User Provided Rate Limit Exceeded in Agent Mode

This is not related to the API key or account running out of funds. but rather due to the agent invoking a very high number of requests within a very short period of time.

It can be resolved by introducing a delay between requests. it would be nice to have this configuration option in cursor settings.

Slower but complete execution is better than having work interrupted mid-way then asking the agent to pick up from where he stopped.

Edit: I think this issue happens specifically when using own Anthropic api key. I tested using Cursor API key and the issue is not happening so far.

1 Like

I have exactly the same issue, and I confirm that it is really annoying.

I don’t have the issue with gpt-4o… but gpt-4o is far less efficient as an agent.

The current solution I found is to switch off using own Anthropic API and switch to using Cursor provided key. then purchase credit from them directly. I believe they have higher rate limits so I don’t see the issue anymore.

1 Like

@level09 is correct, when using the API directly, your rate limits are much lower than Cursor’s own - we don’t enforce any limits on your ourselves.

You can now enable usage pricing in your Cursor dashboard, where you are charged $0.40 per Claude 3.5 request - this means you aren’t forced to buy a batch of 500, but can use only what you pay for above the base 500 requests!

1 Like

I think the exact issue lies from anthropic’s side.
They have rate limit of 40000 input tokens per minute and agentic flows have higher context with multiple requests.


Now I am using my org’s account so I am not sure if these limits can be changed

@danperks Sorry to “re-open” this topic, and I realise that a lot of water has passed under this “rate limit” bridge, not least the changes to your pricing model. But was this a valid “solution” to @level09’s proposal, and is it still a solution?

There are other reasons for us to use our Model API keys, not least requirements for centralised monitoring and billing for aggregate model use and spend across different services using different APIs.
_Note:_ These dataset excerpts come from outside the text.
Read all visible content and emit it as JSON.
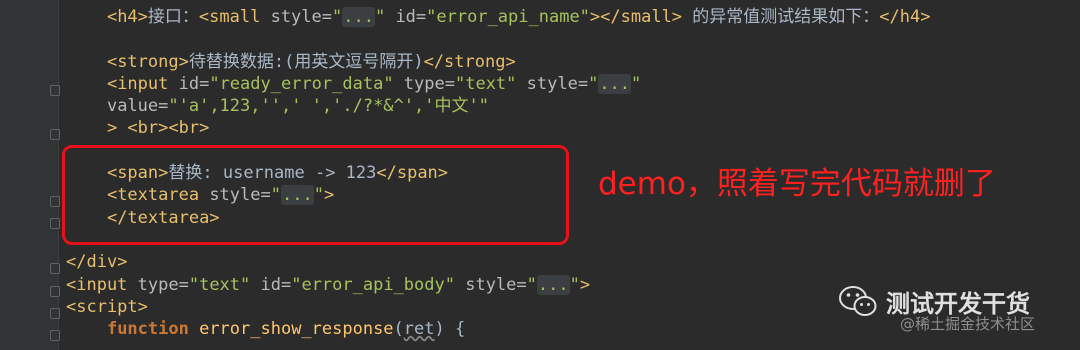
{
  "code_lines": [
    [
      [
        "txt",
        "    "
      ],
      [
        "tag",
        "<h4>"
      ],
      [
        "txt",
        "接口："
      ],
      [
        "tag",
        "<small "
      ],
      [
        "attr",
        "style="
      ],
      [
        "val",
        "\""
      ],
      [
        "ellip",
        "..."
      ],
      [
        "val",
        "\""
      ],
      [
        "attr",
        " id="
      ],
      [
        "val",
        "\"error_api_name\""
      ],
      [
        "tag",
        "></small>"
      ],
      [
        "txt",
        " 的异常值测试结果如下："
      ],
      [
        "tag",
        "</h4>"
      ]
    ],
    [],
    [
      [
        "txt",
        "    "
      ],
      [
        "tag",
        "<strong>"
      ],
      [
        "txt",
        "待替换数据:(用英文逗号隔开)"
      ],
      [
        "tag",
        "</strong>"
      ]
    ],
    [
      [
        "txt",
        "    "
      ],
      [
        "tag",
        "<input "
      ],
      [
        "attr",
        "id="
      ],
      [
        "val",
        "\"ready_error_data\""
      ],
      [
        "attr",
        " type="
      ],
      [
        "val",
        "\"text\""
      ],
      [
        "attr",
        " style="
      ],
      [
        "val",
        "\""
      ],
      [
        "ellip",
        "..."
      ],
      [
        "val",
        "\""
      ]
    ],
    [
      [
        "txt",
        "    "
      ],
      [
        "attr",
        "value="
      ],
      [
        "val",
        "\"'a',123,'',' ','./?*&^','中文'\""
      ]
    ],
    [
      [
        "txt",
        "    "
      ],
      [
        "tag",
        "> <br><br>"
      ]
    ],
    [],
    [
      [
        "txt",
        "    "
      ],
      [
        "tag",
        "<span>"
      ],
      [
        "txt",
        "替换: username -> 123"
      ],
      [
        "tag",
        "</span>"
      ]
    ],
    [
      [
        "txt",
        "    "
      ],
      [
        "tag",
        "<textarea "
      ],
      [
        "attr",
        "style="
      ],
      [
        "val",
        "\""
      ],
      [
        "ellip",
        "..."
      ],
      [
        "val",
        "\""
      ],
      [
        "tag",
        ">"
      ]
    ],
    [
      [
        "txt",
        "    "
      ],
      [
        "tag",
        "</textarea>"
      ]
    ],
    [],
    [
      [
        "tag",
        "</div>"
      ]
    ],
    [
      [
        "tag",
        "<input "
      ],
      [
        "attr",
        "type="
      ],
      [
        "val",
        "\"text\""
      ],
      [
        "attr",
        " id="
      ],
      [
        "val",
        "\"error_api_body\""
      ],
      [
        "attr",
        " style="
      ],
      [
        "val",
        "\""
      ],
      [
        "ellip",
        "..."
      ],
      [
        "val",
        "\""
      ],
      [
        "tag",
        ">"
      ]
    ],
    [
      [
        "tag",
        "<script>"
      ]
    ],
    [
      [
        "txt",
        "    "
      ],
      [
        "kw",
        "function "
      ],
      [
        "fn",
        "error_show_response"
      ],
      [
        "txt",
        "("
      ],
      [
        "wavy",
        "ret"
      ],
      [
        "txt",
        ") {"
      ]
    ]
  ],
  "annotation": "demo，照着写完代码就删了",
  "watermark": {
    "title": "测试开发干货",
    "subtitle": "@稀土掘金技术社区",
    "icon": "wechat-icon"
  }
}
For example, I don’t want to hide my use of Anthropic Claude Models within Cursor; I want all my use of Anthropic Models to be visible in the Anthropic Console and on my Anthropic Bills.

I’m constantly getting hit with “User API Key Rate limit exceeded” when using my Anthropic API key. Looking at the Anthropic console, the Input Tokens Per Minute (ITPM) is 20,000 for Claude Sonnet 4. Looking at the usage for my API token over the last 2 days, I have ~5.6 million tokens in and 36 thousand tokens out. I cannot type very quickly, so it seems that Cursor is sending a great deal of context to Anthropic and this is rapidly exceeding the ITPM. The most (seemingly) trivial request in Cursor triggers the rate limit. It’s pretty much useless.
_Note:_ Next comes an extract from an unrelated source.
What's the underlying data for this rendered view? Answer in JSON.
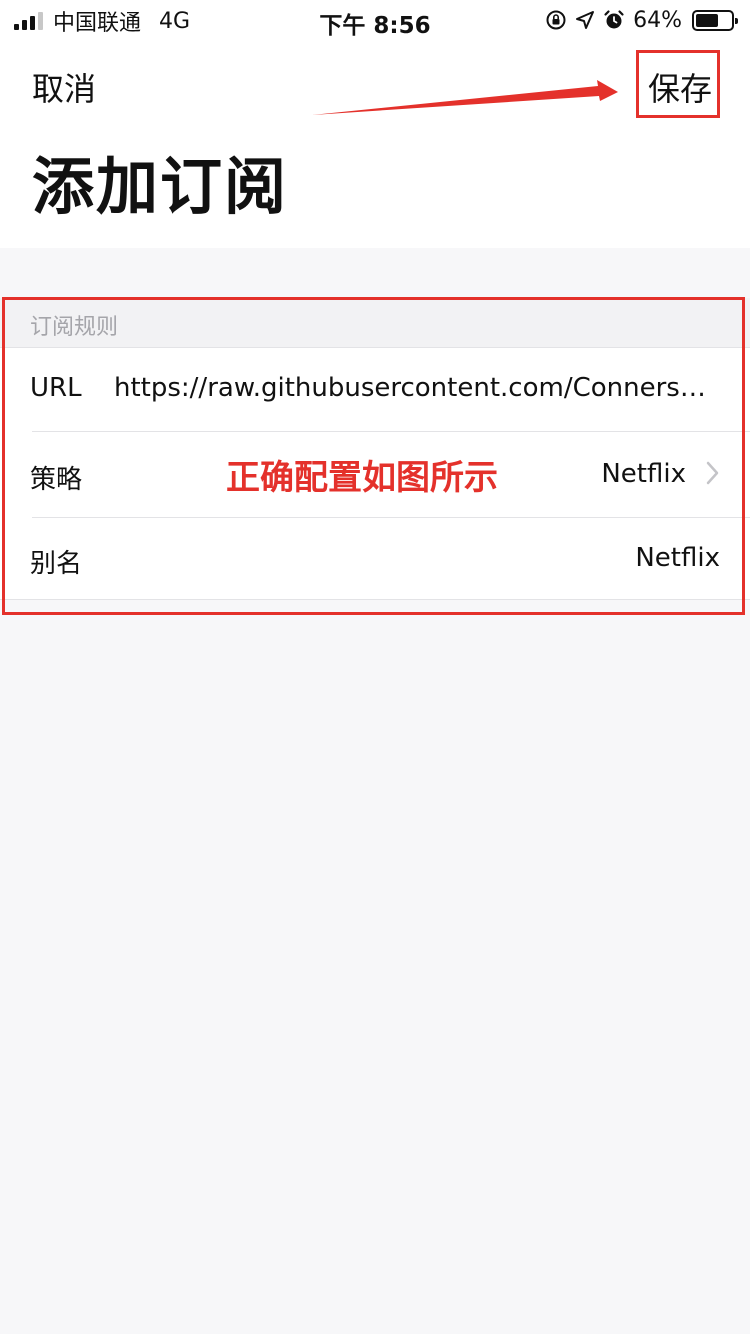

The simplest explanation seems to be that from danperks: Cursor’s own API key(s) have much higher rate limits.

It would seem that the best solution for those that have other uses for Anthropic models is to purchase a separate API key for external use and use Cursor’s own key(s) for coding. Either that or find ways to acquire an API key with sufficiently high rate limits or drastically reduce the context sent with requests. I found that simply requesting a file conversion at the Claude 4 Sonnet prompt would quickly hit the rate limit but if the file was explicitly added to the context before issuing the command then the rate limit was not hit. YMMV.